Figure 5. Effect of FTO overexpression on ghrelin mRNA abundance, total ghrelin, acyl-ghrelin, and GOAT mRNA abundance in MGN3-1 and HEK293T cells.

(A–E) Effect of FTO overexpression (red bars) compared with the control vector (blue bars) in MGN3-1 cells on (A) Ghrl mRNA abundance, (B) total ghrelin, (C) acyl-ghrelin, (D) acyl-ghrelin/total ghrelin, and (E) Goat mRNA abundance. (F–J) Effect of FTO overexpression (red bars) compared with control vector (blue bars) in HEK293T cells. (F) GHRL mRNA abundance, (G) GOAT mRNA abundance, (H) total ghrelin, (I) acyl-ghrelin, and (J) acyl-ghrelin/total ghrelin. Data are presented as the mean ± SEM. *P < 0.05; **P < 0.01; ***P < 0.001.

Figure 6. Effect of FTO overexpression on immunodepletion of m6A-methylation of ghrelin mRNA and Rps14 mRNA from total cellular mRNA in (A and C) MGN3-1 cells and (B and D) HEK293T cells.

mRNA abundance was determined by qPCR and calculated relative to the input sample, with transcripts normalized to the amount of Gusb mRNA (a non-m6A–containing mRNA). n = 4 per study group, and results are representative of 2 independent experiments. Data are the mean ± SEM. Differences between normalized control unbound and normalized FTO unbound; ##P < 0.01; ###P < 0.001.

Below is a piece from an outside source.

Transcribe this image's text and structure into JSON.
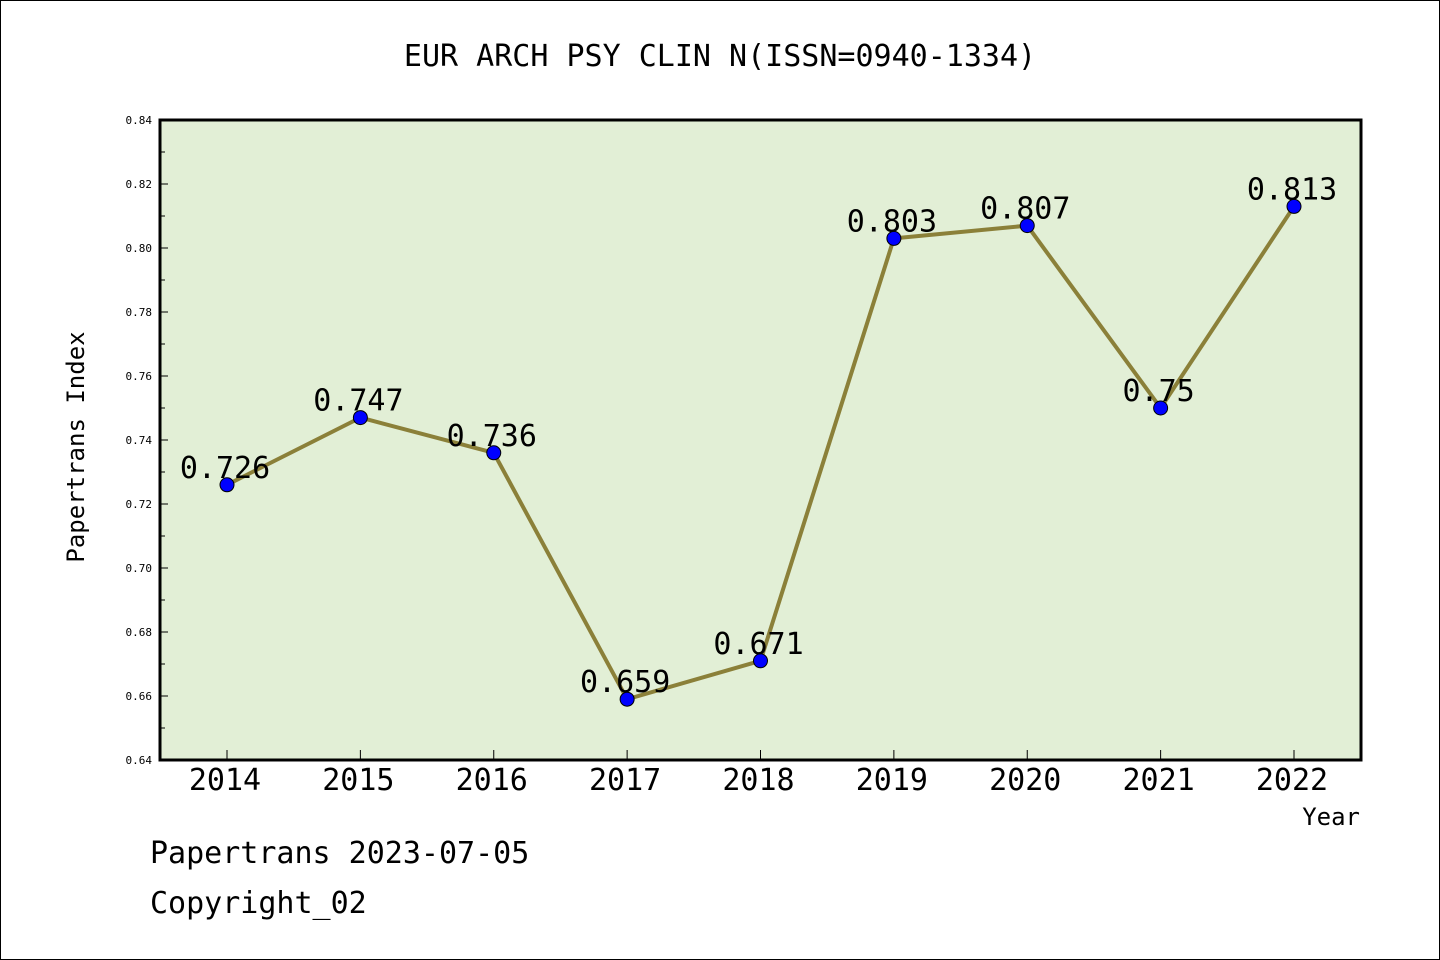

Figure 7. Effect of the rs9939609 FTO genotype on GHRL mRNA abundance, immunodepletion of m6A-methylated GHRL mRNA, and RPS14 mRNA in peripheral blood cells.

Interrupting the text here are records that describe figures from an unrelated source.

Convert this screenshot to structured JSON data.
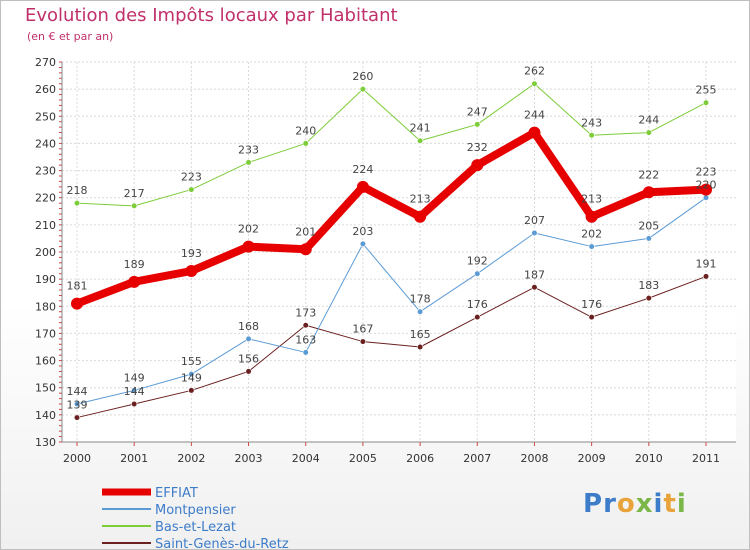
{
  "header": {
    "title": "Evolution des Impôts locaux par Habitant",
    "subtitle": "(en € et par an)"
  },
  "logo": {
    "letters": [
      {
        "ch": "P",
        "color": "#3d7cc9"
      },
      {
        "ch": "r",
        "color": "#3d7cc9"
      },
      {
        "ch": "o",
        "color": "#e8a33a"
      },
      {
        "ch": "x",
        "color": "#7ab648"
      },
      {
        "ch": "i",
        "color": "#3d7cc9"
      },
      {
        "ch": "t",
        "color": "#e8a33a"
      },
      {
        "ch": "i",
        "color": "#7ab648"
      }
    ]
  },
  "chart_data": {
    "type": "line",
    "title": "Evolution des Impôts locaux par Habitant",
    "subtitle": "(en € et par an)",
    "xlabel": "",
    "ylabel": "",
    "categories": [
      "2000",
      "2001",
      "2002",
      "2003",
      "2004",
      "2005",
      "2006",
      "2007",
      "2008",
      "2009",
      "2010",
      "2011"
    ],
    "ylim": [
      130,
      270
    ],
    "yticks": [
      130,
      140,
      150,
      160,
      170,
      180,
      190,
      200,
      210,
      220,
      230,
      240,
      250,
      260,
      270
    ],
    "grid": true,
    "legend_position": "bottom-left",
    "series": [
      {
        "name": "Saint-Genès-du-Retz",
        "color": "#6b2020",
        "width": 1,
        "marker": 2.8,
        "label_pos": "above",
        "values": [
          139,
          144,
          149,
          156,
          173,
          167,
          165,
          176,
          187,
          176,
          183,
          191
        ]
      },
      {
        "name": "Montpensier",
        "color": "#5b9bd5",
        "width": 1,
        "marker": 2.8,
        "label_pos": "above",
        "values": [
          144,
          149,
          155,
          168,
          163,
          203,
          178,
          192,
          207,
          202,
          205,
          220
        ]
      },
      {
        "name": "Bas-et-Lezat",
        "color": "#7dcc3a",
        "width": 1,
        "marker": 2.8,
        "label_pos": "above",
        "values": [
          218,
          217,
          223,
          233,
          240,
          260,
          241,
          247,
          262,
          243,
          244,
          255
        ]
      },
      {
        "name": "EFFIAT",
        "color": "#e60000",
        "width": 8,
        "marker": 6,
        "label_pos": "above",
        "values": [
          181,
          189,
          193,
          202,
          201,
          224,
          213,
          232,
          244,
          213,
          222,
          223
        ]
      }
    ],
    "legend_order": [
      "EFFIAT",
      "Montpensier",
      "Bas-et-Lezat",
      "Saint-Genès-du-Retz"
    ]
  }
}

(A) GHRL mRNA abundance in peripheral blood cells from TT (blue bars) and AA (red bars) study subjects. Effect of the FTO genotype on immunodepletion of m6A-methylated (B) GHRL mRNA and (C) RPS14 mRNA abundance from total cellular mRNA in TT and AA study subjects. mRNA abundance was determined by qPCR and calculated relative to the input sample, with transcripts normalized to the amount of GUSB mRNA (a non-m6A–containing mRNA). (D) FTO mRNA abundance in peripheral blood cells. Data are presented as the mean ± SEM; n = 10 per genotype. **P < 0.01. Difference between normalized TT unbound and normalized AA unbound; ###P < 0.001.